Locally applied simvastatin promotes fracture healing in ovariectomized rat: A novel molecular mechanism

Dear Editors,

My colleagues and I thank Dr. Namazi [1] for his interest in our article [2].

The RANKL/RANK/OPG system is recently thought to have a major role in bone metabolism. The balance between RANKL-RANK signaling and the levels of biologically active OPG regulate development and activation of osteoclasts and bone metabolism. All factors that inhibit or increase bone resorption via osteoclasts act via regulation of RANKL-RANK and/or OPG-RANKL interactions.

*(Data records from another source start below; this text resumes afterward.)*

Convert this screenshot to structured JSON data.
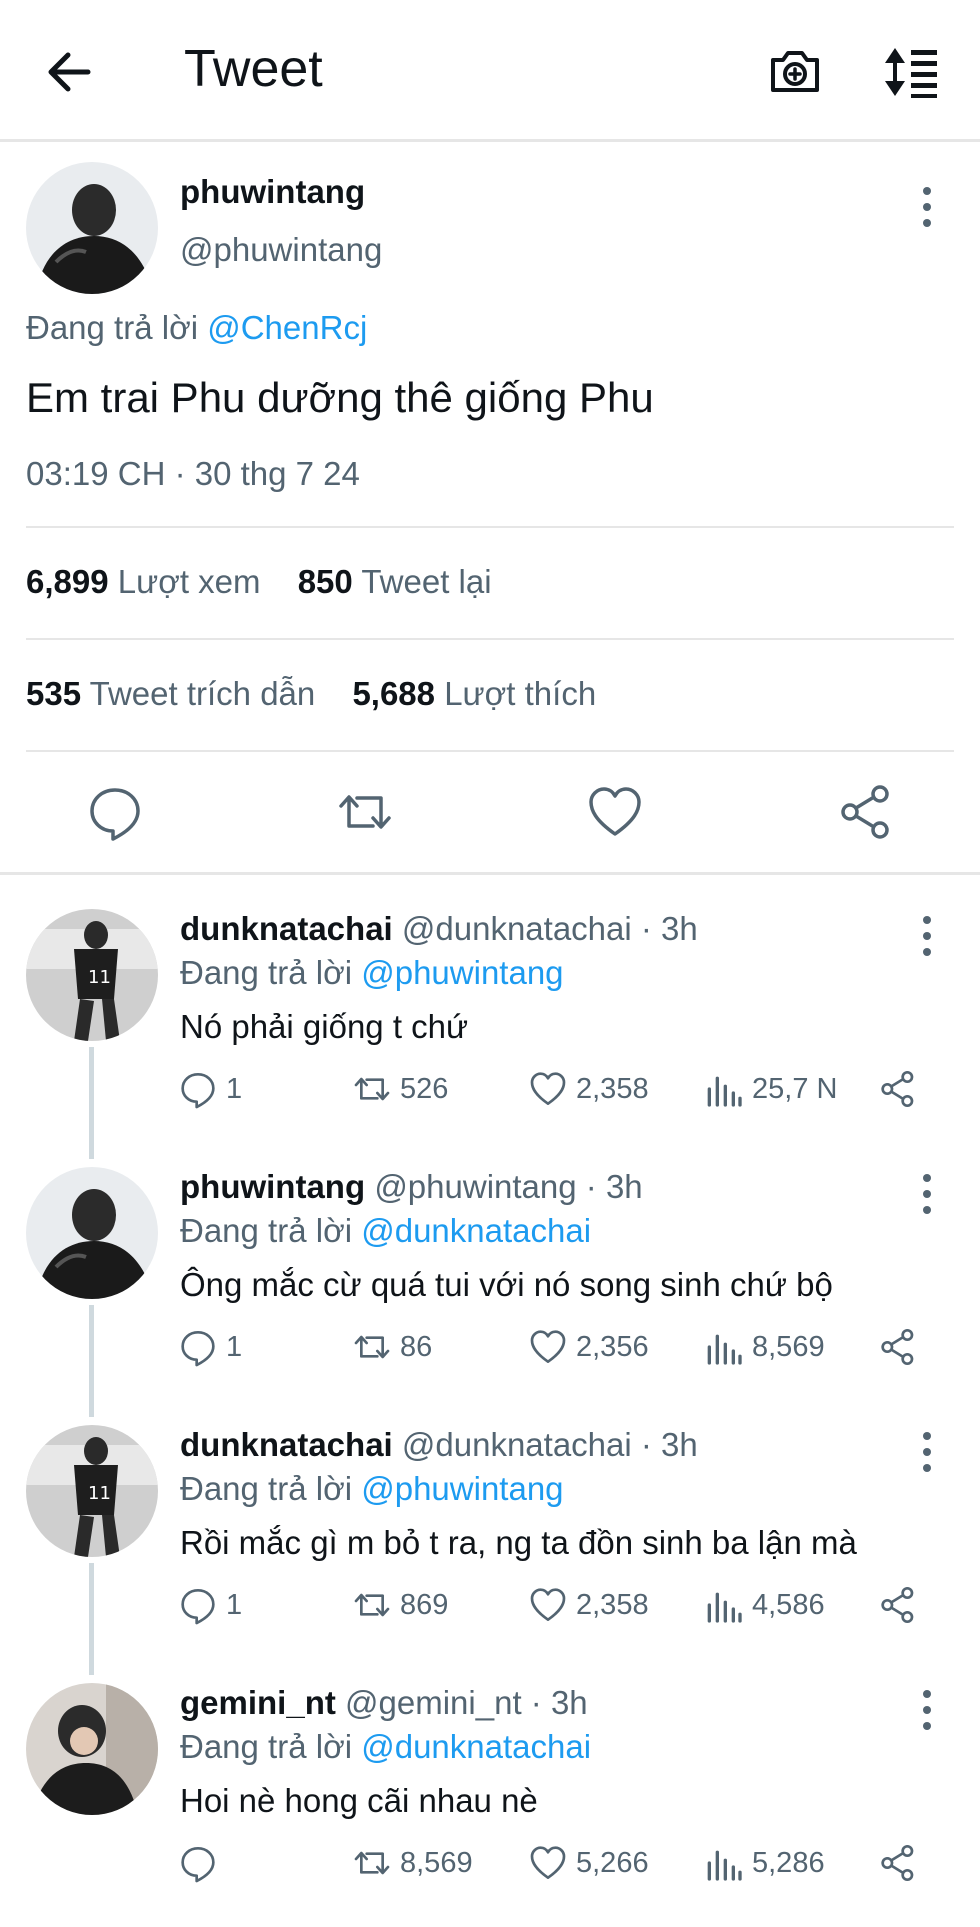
{
  "header": {
    "title": "Tweet"
  },
  "tweet": {
    "display_name": "phuwintang",
    "handle": "@phuwintang",
    "reply_prefix": "Đang trả lời",
    "reply_to": "@ChenRcj",
    "text": "Em trai Phu dưỡng thê giống Phu",
    "timestamp": "03:19 CH · 30 thg 7 24",
    "views_count": "6,899",
    "views_label": "Lượt xem",
    "retweets_count": "850",
    "retweets_label": "Tweet lại",
    "quotes_count": "535",
    "quotes_label": "Tweet trích dẫn",
    "likes_count": "5,688",
    "likes_label": "Lượt thích"
  },
  "replies": [
    {
      "display_name": "dunknatachai",
      "handle_time": "@dunknatachai · 3h",
      "reply_prefix": "Đang trả lời",
      "reply_to": "@phuwintang",
      "text": "Nó phải giống t chứ",
      "reply_count": "1",
      "retweet_count": "526",
      "like_count": "2,358",
      "view_count": "25,7 N"
    },
    {
      "display_name": "phuwintang",
      "handle_time": "@phuwintang · 3h",
      "reply_prefix": "Đang trả lời",
      "reply_to": "@dunknatachai",
      "text": "Ông mắc cừ quá tui với nó song sinh chứ bộ",
      "reply_count": "1",
      "retweet_count": "86",
      "like_count": "2,356",
      "view_count": "8,569"
    },
    {
      "display_name": "dunknatachai",
      "handle_time": "@dunknatachai · 3h",
      "reply_prefix": "Đang trả lời",
      "reply_to": "@phuwintang",
      "text": "Rồi mắc gì m bỏ t ra, ng ta đồn sinh ba lận mà",
      "reply_count": "1",
      "retweet_count": "869",
      "like_count": "2,358",
      "view_count": "4,586"
    },
    {
      "display_name": "gemini_nt",
      "handle_time": "@gemini_nt · 3h",
      "reply_prefix": "Đang trả lời",
      "reply_to": "@dunknatachai",
      "text": "Hoi nè hong cãi nhau nè",
      "reply_count": "",
      "retweet_count": "8,569",
      "like_count": "5,266",
      "view_count": "5,286"
    }
  ],
  "colors": {
    "link": "#1d9bf0",
    "secondary_text": "#536471",
    "divider": "#e6e6e6"
  },
  "icons": [
    "back-arrow-icon",
    "camera-plus-icon",
    "sort-icon",
    "more-vertical-icon",
    "reply-icon",
    "retweet-icon",
    "like-icon",
    "share-icon",
    "views-icon"
  ]
}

In our recent study, we have found that ovariectomy can reduce the expression of OPG, and simvastatin can dramatically increase the expression of OPG (Fig. 1).

Fig. 1

OPG immunohistochemistry stain of callus at 2 weeks post fracture. Expression of OPG is lower in callus of the ovariectomy+vehicle group (b) than in callus of the sham+vehicle group (a), while the expression of OPG is higher in callus of the ovariectomy+simvastatin group (c) than in callus of the ovariectomy+vehicle group (b) (black arrow: positive stain of OPG; ×400)

So we agree with Dr. Namazi that statins stimulate the OPG production by osteoblasts; however, we have reservations that the major mechanism of statins on bone is mainly due to their stimulation of endogenous BMP-2 expression by osteoblast, not their effects on OPG.